Obecnie prowadzę gospodarkę rotacyjną ze względu na nowy pożytek z nawłoci oraz walkę z warrozą. Robię więc odkłady poddając młode matki, zabieram część pszczół i czerwiu podczas wchodzenia rodzin w nastrój rojowy i często po jednokrotnym zerwaniu mateczników rodziny wracają do pracy. Szczególnie, że już od kilku lat obok krainek posiadam w pasiece buckfasty.
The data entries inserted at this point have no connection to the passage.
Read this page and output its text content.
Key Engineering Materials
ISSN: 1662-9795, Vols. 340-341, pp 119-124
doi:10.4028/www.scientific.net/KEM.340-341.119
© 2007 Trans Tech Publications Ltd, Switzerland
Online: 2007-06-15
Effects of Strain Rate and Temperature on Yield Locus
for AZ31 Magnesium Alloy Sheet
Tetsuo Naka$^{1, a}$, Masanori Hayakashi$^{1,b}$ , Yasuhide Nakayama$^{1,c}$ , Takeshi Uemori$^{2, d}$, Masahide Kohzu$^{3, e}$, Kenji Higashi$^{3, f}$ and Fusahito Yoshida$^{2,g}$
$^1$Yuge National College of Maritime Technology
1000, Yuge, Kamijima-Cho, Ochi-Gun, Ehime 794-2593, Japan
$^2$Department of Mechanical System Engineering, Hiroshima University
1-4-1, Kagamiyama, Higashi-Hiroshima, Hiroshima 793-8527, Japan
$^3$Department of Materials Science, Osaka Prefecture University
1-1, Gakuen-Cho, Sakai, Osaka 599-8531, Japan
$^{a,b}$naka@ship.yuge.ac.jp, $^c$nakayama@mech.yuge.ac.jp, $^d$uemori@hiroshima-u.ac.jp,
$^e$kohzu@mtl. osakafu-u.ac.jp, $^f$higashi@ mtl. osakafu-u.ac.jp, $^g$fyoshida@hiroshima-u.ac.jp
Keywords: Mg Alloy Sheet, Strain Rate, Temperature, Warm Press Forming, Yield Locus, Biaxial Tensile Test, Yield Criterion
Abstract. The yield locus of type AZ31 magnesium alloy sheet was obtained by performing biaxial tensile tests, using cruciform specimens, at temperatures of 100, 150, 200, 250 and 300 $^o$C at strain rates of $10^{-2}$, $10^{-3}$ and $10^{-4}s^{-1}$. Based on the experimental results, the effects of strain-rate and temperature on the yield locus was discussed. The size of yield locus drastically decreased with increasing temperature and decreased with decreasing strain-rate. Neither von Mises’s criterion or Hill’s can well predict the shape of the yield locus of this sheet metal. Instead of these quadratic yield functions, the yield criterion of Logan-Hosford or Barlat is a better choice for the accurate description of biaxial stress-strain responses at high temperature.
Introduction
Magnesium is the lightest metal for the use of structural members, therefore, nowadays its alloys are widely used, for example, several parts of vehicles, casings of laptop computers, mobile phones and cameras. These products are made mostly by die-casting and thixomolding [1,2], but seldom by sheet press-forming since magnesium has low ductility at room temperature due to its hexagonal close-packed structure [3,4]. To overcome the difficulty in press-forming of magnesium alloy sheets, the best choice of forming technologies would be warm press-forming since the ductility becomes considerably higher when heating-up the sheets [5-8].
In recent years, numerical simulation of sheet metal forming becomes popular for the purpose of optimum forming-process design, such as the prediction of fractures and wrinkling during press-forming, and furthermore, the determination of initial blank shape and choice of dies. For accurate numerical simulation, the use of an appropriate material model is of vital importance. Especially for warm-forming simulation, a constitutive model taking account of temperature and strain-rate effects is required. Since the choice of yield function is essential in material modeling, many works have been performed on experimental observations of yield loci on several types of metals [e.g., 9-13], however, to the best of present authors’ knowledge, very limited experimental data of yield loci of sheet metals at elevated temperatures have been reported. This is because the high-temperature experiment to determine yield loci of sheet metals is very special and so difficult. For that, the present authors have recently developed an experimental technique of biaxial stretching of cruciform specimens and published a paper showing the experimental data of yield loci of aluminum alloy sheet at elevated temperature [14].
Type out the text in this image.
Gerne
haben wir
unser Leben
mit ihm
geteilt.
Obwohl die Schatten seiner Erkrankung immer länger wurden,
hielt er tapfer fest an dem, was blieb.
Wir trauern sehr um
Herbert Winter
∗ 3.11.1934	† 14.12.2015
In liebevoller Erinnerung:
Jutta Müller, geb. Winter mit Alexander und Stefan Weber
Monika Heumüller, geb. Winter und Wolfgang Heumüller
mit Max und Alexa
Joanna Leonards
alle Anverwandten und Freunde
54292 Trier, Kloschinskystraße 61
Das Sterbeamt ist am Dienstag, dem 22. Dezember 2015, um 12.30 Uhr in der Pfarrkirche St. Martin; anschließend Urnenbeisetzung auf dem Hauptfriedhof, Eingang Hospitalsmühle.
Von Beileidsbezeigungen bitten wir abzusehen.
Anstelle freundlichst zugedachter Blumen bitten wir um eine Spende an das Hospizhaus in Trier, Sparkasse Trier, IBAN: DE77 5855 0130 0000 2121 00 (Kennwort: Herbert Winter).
W swojej już dosyć długiej praktyce pszczelarskiej stosowałem wiele metod gospodarki pasiecznej. Powiem więcej nie ma roku bym nie testował jakiegoś nowego elementu tej gospodarki. Jak do tej pory nie znalazłem metody, która by mnie w pełni satysfakcjonowała ale chyba nie ma rozwiązań idealnych.

Pozdrawiam

Autor:  kulka96 [ 08 kwietnia 2015, 15:55 - śr ]
Tytuł:  Re: Zakładanie pasieki.

DAN.P, Dziękuję pięknie za odpowiedź i zapytam o jeszcze jeden szczegół .Mianowicie .
Po lipie nie ma już prawie pożytku ,a czekasz na nawłoć.To przeszło miesiąc czasu. Co wtedy dzieje się w Twoich pasiekach ? Czy stymulujesz je na jesienny rozwój podkarmiając ? Jak wygląda ul na pożytku nawłociowym (ile korpusów i jakich ) i co po nawłoci ?
Pozdrawiam kulka96

Autor:  DAN.P [ 10 kwietnia 2015, 01:28 - pt ]
Tytuł:  Re: Zakładanie pasieki.

kulka96 pisze:
Po lipie nie ma już prawie pożytku ,a czekasz na nawłoć.To przeszło miesiąc czasu. Co wtedy dzieje się w Twoich pasiekach ? Czy stymulujesz je na jesienny rozwój podkarmiając ? Jak wygląda ul na pożytku nawłociowym (ile korpusów i jakich ) i co po nawłoci ?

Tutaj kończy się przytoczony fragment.